Kirov : le crime du siècle
    1 er décembre 1934
    Le samedi 1 er décembre 1934, vers 16 heures, un homme d’une trentaine d’années – col relevé et chapka enfoncée sur la tête –, image même, selon un contemporain, du fonctionnaire « insignifiant », court plutôt qu’il ne marche dans les rues de Leningrad. Les passants sont rares. La neige vole. Il fait froid, très froid : moins vingt degrés. La nuit est tombée sur la grande ville du Nord qui pleure secrètement son rang de capitale perdu au profit de Moscou.
    Par souci d’économie, les réverbères allumés sont rares : on manque de tout à Leningrad, à commencer par le pain. Les fenêtres illuminées de l’Institut Smolny qui surgissent de la nuit, et dont le reflet se perd sur les glaces de la Neva, n’en apparaissent que plus insolites. Devant l’imposant bâtiment, l’homme pressé vient de s’immobiliser. Il semble fasciné par les fenêtres du troisième étage.
    Cet ancien pensionnat de jeunes filles est entré dans l’histoire quand, en 1917, Lénine y a établi son poste de commandement. En 1934, il abrite toujours l’appareil du parti communiste de la ville. Là se trouvent les bureaux du personnage le plus redouté de Leningrad : Sergueïev Mironovitch Kirov, à la fois secrétaire du Comité central du parti communiste d’URSS et président du soviet de la ville.

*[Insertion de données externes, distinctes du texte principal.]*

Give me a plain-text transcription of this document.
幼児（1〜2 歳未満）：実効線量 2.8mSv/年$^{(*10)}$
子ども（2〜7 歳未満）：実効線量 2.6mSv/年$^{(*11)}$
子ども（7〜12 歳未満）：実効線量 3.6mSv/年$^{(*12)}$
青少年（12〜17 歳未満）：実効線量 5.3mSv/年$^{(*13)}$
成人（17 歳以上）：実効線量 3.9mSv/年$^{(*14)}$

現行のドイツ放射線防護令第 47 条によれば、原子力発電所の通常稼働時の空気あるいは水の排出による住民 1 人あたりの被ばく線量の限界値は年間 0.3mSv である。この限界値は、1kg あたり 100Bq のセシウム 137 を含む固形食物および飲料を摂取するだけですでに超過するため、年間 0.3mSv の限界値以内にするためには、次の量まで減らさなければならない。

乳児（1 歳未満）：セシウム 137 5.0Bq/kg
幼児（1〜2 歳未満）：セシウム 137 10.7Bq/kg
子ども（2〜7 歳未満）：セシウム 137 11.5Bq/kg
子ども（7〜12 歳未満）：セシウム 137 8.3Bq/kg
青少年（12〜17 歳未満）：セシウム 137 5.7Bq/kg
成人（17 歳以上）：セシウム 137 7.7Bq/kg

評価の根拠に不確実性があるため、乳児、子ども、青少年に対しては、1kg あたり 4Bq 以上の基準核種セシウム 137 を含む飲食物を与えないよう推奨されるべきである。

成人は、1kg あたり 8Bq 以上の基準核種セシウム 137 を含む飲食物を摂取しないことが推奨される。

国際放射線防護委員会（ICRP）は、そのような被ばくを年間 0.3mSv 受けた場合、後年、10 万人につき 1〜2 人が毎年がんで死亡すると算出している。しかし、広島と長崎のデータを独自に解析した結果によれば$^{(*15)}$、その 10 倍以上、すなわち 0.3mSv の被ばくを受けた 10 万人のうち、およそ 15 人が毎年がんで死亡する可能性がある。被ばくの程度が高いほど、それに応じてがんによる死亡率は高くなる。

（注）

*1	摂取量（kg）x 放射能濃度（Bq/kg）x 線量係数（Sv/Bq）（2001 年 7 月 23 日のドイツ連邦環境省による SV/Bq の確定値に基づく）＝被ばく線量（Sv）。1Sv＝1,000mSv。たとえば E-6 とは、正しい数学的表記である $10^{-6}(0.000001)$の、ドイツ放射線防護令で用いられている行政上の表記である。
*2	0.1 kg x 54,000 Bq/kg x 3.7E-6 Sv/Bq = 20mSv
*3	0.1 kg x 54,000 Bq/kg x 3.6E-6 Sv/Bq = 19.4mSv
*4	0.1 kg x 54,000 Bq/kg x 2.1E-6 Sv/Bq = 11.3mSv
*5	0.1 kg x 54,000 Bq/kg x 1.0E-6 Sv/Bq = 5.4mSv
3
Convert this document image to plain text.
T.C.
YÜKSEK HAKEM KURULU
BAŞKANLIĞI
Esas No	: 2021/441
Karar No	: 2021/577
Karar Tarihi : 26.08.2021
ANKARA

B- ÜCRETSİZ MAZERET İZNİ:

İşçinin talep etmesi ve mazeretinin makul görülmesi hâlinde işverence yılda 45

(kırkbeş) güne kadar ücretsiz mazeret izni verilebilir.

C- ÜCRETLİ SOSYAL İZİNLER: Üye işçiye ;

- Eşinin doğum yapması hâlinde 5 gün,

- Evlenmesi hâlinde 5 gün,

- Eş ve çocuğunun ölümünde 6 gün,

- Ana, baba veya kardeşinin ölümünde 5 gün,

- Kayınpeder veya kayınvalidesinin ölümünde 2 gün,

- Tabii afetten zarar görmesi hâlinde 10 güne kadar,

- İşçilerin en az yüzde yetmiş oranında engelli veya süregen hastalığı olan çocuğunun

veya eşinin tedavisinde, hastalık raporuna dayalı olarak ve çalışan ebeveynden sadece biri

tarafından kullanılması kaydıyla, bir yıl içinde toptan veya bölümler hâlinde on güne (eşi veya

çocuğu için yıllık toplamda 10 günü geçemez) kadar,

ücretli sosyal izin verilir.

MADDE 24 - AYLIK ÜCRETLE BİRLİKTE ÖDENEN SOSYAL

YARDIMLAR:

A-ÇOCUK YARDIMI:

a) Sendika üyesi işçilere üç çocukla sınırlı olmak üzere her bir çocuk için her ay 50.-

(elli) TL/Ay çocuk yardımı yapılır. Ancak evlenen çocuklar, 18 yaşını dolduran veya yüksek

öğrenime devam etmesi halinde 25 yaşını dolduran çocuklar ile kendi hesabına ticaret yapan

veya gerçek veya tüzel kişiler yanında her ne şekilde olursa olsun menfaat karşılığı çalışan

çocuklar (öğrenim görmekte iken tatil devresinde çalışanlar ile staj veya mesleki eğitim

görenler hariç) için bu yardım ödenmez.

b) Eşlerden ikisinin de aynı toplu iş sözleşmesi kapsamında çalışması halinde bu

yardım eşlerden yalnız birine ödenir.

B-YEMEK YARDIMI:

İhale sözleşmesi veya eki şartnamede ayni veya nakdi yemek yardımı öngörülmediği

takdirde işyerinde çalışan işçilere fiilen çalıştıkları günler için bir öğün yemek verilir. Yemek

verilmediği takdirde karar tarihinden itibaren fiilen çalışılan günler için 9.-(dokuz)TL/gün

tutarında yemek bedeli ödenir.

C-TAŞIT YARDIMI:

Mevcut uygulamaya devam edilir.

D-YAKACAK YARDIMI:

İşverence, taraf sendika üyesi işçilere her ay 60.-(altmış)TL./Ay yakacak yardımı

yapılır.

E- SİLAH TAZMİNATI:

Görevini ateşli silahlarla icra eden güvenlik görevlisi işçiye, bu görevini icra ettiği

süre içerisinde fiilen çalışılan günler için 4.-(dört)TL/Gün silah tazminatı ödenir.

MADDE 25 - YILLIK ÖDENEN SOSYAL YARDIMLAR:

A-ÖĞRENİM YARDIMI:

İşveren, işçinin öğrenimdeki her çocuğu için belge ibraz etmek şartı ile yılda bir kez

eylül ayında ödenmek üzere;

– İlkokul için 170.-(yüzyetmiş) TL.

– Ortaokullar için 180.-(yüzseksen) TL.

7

    L’homme pressé n’a plus que quelques pas à accomplir. Il franchit la porte principale de l’Institut Smolny. Au planton de service qui l’arrête, il tend son laissez-passer. Le planton constate que le porteur est en règle, qu’il se nomme, Leonid Nikolaïev et qu’il est âgé de trente-deux ans.
    L’homme s’est engouffré dans les couloirs lugubres. Il passe devant des postes de garde curieusement inoccupés. Personne non plus dans l’escalier dans lequel il s’engage. Le voici au troisième étage. Derrière une colonne, il se fige.
    Il attend.
     
    Assis à son bureau, Sergueïev Mironovitch Kirov écrit. Il a quarante-huit ans et ne les paraît pas. Un bel homme, dit-on de lui : le visage aux traits réguliers, surmonté par une épaisse masse de cheveux rangés en arrière, frappe par son énergie et son ardeur. Il achève de rédiger un rapport sur la séance du Comité central qui s’est réuni quelques jours plus tôt. Il doit le présenter à l’ Aktiv de Leningrad – les cadres supérieurs du Parti – qui attend au même étage dans une salle voisine. Dans la monumentale cheminée en marbre blanc, brûle un grand feu de bois. Au-dessus, deux portraits : ceux de Lénine et de Staline.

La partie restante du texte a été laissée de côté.